Veroneau's statement attempts to evade the fact that dozens of other countries chose to exempt online gambling as a class of trade from the GATS [General Agreement on Tariffs and Services] during 1993-94, when the pacts were being created. Veroneau's claim itself is highly suspect, since all signatories would have had repeated chance to review the provisions submitted by all other participating countries. Furthermore, even if true the modified stance now seeks to punish other countries for U.S. oversight.

Veroneau also stated that because the U.S. never really intended to allow interstate and or international gambling, it should not be held liable for any compensatory damages sought by other countries, which can be sought after through continuing WTO processes. Said, Veroneau, in part confirming the protectionist nature of the move, "[I]t would be nonsensical for the U.S. to make a commitment to open up interstate gambling for foreign providers."

Vehement reaction to the move occurred on both domestic and international fronts. Errol Cort, Antigua's Minister for Finance and the Economy and the lead Antiguan official in the WTO case, offered this: "While we had of course been aware of the possibility of the United States taking such an action, we frankly considered it extremely unlikely. It is almost incomprehensible that the United States would take such an action in the face of an adverse dispute resolution ruling. This is going to have very severe consequences for the global free trade movement."

"We are now reviewing our options," added Cort, "and will be proceeding to use the WTO institutions to get full compensation for our citizens in the event the United States actually pursues this most regrettable action. We would strongly urge the United States to reconsider its decision."

Antigua's U.S.-based lead counsel, Mark Mendel, offered a similar thought. "There is simply no basis for such a statement.

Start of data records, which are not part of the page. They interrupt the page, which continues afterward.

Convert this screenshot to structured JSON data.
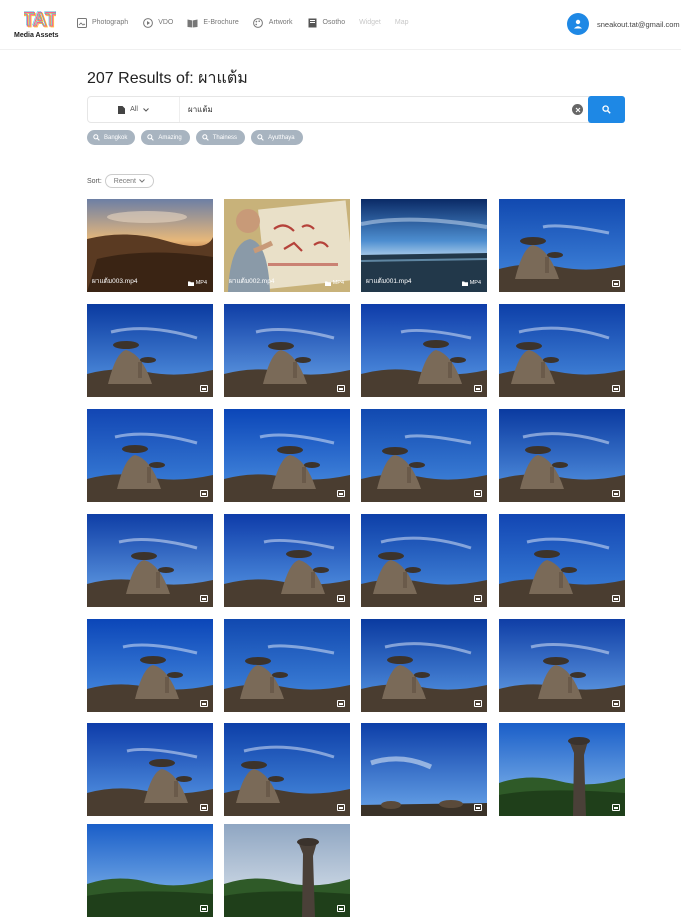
{
  "header": {
    "logo_text": "TAT",
    "logo_sub": "Media Assets",
    "nav": [
      {
        "label": "Photograph",
        "icon": "image-icon",
        "dim": false
      },
      {
        "label": "VDO",
        "icon": "play-circle-icon",
        "dim": false
      },
      {
        "label": "E-Brochure",
        "icon": "book-icon",
        "dim": false
      },
      {
        "label": "Artwork",
        "icon": "palette-icon",
        "dim": false
      },
      {
        "label": "Osotho",
        "icon": "document-icon",
        "dim": false
      },
      {
        "label": "Widget",
        "icon": "",
        "dim": true
      },
      {
        "label": "Map",
        "icon": "",
        "dim": true
      }
    ],
    "user_email": "sneakout.tat@gmail.com"
  },
  "results": {
    "count_title": "207 Results of: ผาแต้ม"
  },
  "search": {
    "filter_label": "All",
    "query": "ผาแต้ม"
  },
  "chips": [
    "Bangkok",
    "Amazing",
    "Thainess",
    "Ayutthaya"
  ],
  "sort": {
    "label": "Sort:",
    "value": "Recent"
  },
  "tiles": [
    {
      "caption": "ผาแต้ม003.mp4",
      "type": "MP4",
      "scene": "sunset"
    },
    {
      "caption": "ผาแต้ม002.mp4",
      "type": "MP4",
      "scene": "painting"
    },
    {
      "caption": "ผาแต้ม001.mp4",
      "type": "MP4",
      "scene": "dusk"
    },
    {
      "caption": "",
      "type": "photo",
      "scene": "rock"
    },
    {
      "caption": "",
      "type": "photo",
      "scene": "rock"
    },
    {
      "caption": "",
      "type": "photo",
      "scene": "rock"
    },
    {
      "caption": "",
      "type": "photo",
      "scene": "rock"
    },
    {
      "caption": "",
      "type": "photo",
      "scene": "rock"
    },
    {
      "caption": "",
      "type": "photo",
      "scene": "rock"
    },
    {
      "caption": "",
      "type": "photo",
      "scene": "rock"
    },
    {
      "caption": "",
      "type": "photo",
      "scene": "rock"
    },
    {
      "caption": "",
      "type": "photo",
      "scene": "rock"
    },
    {
      "caption": "",
      "type": "photo",
      "scene": "rock"
    },
    {
      "caption": "",
      "type": "photo",
      "scene": "rock"
    },
    {
      "caption": "",
      "type": "photo",
      "scene": "rock"
    },
    {
      "caption": "",
      "type": "photo",
      "scene": "rock"
    },
    {
      "caption": "",
      "type": "photo",
      "scene": "rock"
    },
    {
      "caption": "",
      "type": "photo",
      "scene": "rock"
    },
    {
      "caption": "",
      "type": "photo",
      "scene": "rock"
    },
    {
      "caption": "",
      "type": "photo",
      "scene": "rock"
    },
    {
      "caption": "",
      "type": "photo",
      "scene": "rock"
    },
    {
      "caption": "",
      "type": "photo",
      "scene": "rock"
    },
    {
      "caption": "",
      "type": "photo",
      "scene": "sky"
    },
    {
      "caption": "",
      "type": "photo",
      "scene": "pillar"
    },
    {
      "caption": "",
      "type": "photo",
      "scene": "forest"
    },
    {
      "caption": "",
      "type": "photo",
      "scene": "pillar2"
    }
  ],
  "colors": {
    "accent": "#1e88e5",
    "chip": "#a8b4c0"
  }
}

When the schedules were drawn up over ten years ago, there was extensive debate, proposal and counterproposal from all WTO members in determining what commitments would be made. More than a dozen countries were able to expressly exclude gambling from their commitments, and many dozens more excluded the commitment in other ways. For the United States to say this was a mistake is just not true."

Even a former Bush administration official, lawyer James Jochum, derided the U.S. move. "I am disappointed to see our country lead a degradation of the system," said Jochum, referring to the established WTO complaint and compliance process.

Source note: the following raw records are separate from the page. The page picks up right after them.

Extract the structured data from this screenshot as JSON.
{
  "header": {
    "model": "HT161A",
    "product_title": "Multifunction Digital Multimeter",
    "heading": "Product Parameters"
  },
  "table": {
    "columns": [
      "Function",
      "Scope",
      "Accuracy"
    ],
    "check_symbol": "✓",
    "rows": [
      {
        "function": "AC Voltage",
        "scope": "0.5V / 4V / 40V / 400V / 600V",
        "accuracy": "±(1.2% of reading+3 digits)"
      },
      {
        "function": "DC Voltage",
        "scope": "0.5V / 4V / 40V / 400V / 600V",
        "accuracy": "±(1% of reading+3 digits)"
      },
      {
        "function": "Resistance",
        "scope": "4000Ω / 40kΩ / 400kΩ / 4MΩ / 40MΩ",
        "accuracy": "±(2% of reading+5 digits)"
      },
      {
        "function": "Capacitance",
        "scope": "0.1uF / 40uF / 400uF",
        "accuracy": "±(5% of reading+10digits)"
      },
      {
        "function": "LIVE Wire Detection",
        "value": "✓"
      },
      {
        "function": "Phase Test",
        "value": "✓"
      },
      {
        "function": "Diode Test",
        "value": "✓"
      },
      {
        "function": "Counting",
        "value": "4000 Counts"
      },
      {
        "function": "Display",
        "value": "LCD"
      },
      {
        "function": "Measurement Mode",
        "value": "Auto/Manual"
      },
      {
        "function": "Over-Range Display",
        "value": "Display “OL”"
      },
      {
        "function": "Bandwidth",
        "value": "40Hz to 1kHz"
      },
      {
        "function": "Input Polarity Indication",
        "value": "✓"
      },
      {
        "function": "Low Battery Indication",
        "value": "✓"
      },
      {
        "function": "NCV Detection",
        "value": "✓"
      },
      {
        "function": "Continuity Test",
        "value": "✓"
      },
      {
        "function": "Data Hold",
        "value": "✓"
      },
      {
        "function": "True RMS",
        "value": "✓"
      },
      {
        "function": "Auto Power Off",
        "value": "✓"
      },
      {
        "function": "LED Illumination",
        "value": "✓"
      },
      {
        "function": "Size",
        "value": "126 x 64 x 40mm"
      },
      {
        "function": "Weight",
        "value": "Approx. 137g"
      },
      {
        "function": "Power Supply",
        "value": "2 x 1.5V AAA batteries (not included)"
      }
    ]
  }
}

The rarity of the move stunned many onlookers, being only the second time in WTO history that a country has attempted to rewrite its own schedule of trade commitments after the fact. That unrelated case resulted in an extensive, highly negotiated settlement, though the U.S. has not to date shown willingness to compromise or deal honestly in the present dispute.

All WTO member nations, not just Antigua, are now eligible to pursue a related complaint against the U.S., which could result in multiple judgments valued at untold dollars. Parties with potential claims against the U.S. include the United Kingdom, home to several firms with many billions of dollars of market value wiped from the books by U.S. actions. Antigua, though, remains eligible to pursue increased damages against the U.S, such as the waiver of U.S. copyright protections on intellectual property. Granted such a waiver, Antigua could replace its lost gambling revenues --- which have declined from a high of over $1 billion annually to its present level of about $130 million --- with a WTO-legitimized industry manufacturing replicas of software, music, movies and books and many other items.

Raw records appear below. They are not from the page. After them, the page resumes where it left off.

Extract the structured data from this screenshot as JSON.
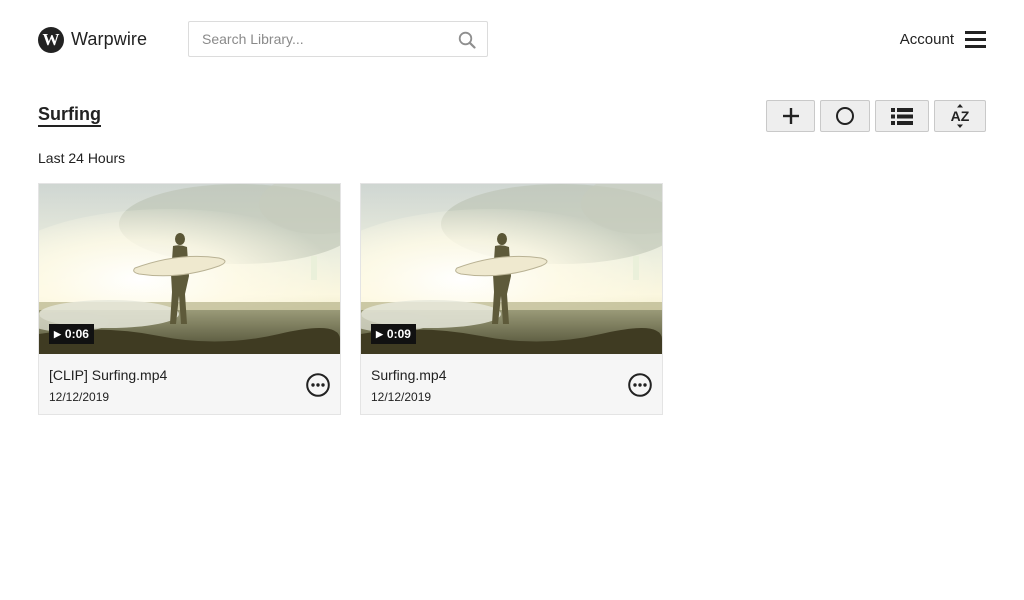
{
  "app": {
    "logo_letter": "W",
    "name": "Warpwire"
  },
  "search": {
    "placeholder": "Search Library...",
    "value": ""
  },
  "nav": {
    "account_label": "Account"
  },
  "page": {
    "title": "Surfing",
    "section_label": "Last 24 Hours"
  },
  "toolbar": {
    "sort_label": "AZ"
  },
  "videos": [
    {
      "title": "[CLIP] Surfing.mp4",
      "date": "12/12/2019",
      "duration": "0:06"
    },
    {
      "title": "Surfing.mp4",
      "date": "12/12/2019",
      "duration": "0:09"
    }
  ],
  "icons": {
    "play_glyph": "▶"
  },
  "colors": {
    "text": "#222222",
    "button_bg": "#eeeeee",
    "card_bg": "#f6f6f6",
    "duration_badge": "#111111"
  }
}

Carried to its extreme, it is this potential development that threatens the World Trade Organization process. The U.S. is gambling that other countries and the WTO really don't intend to go against U.S. wishes, even as the U.S. itself pursues a separate WTO complaint against another global trade giant, China. A U.S. refusal to abide by WTO regulations in the Antigua case is unlikely to win them support in the other trade dispute.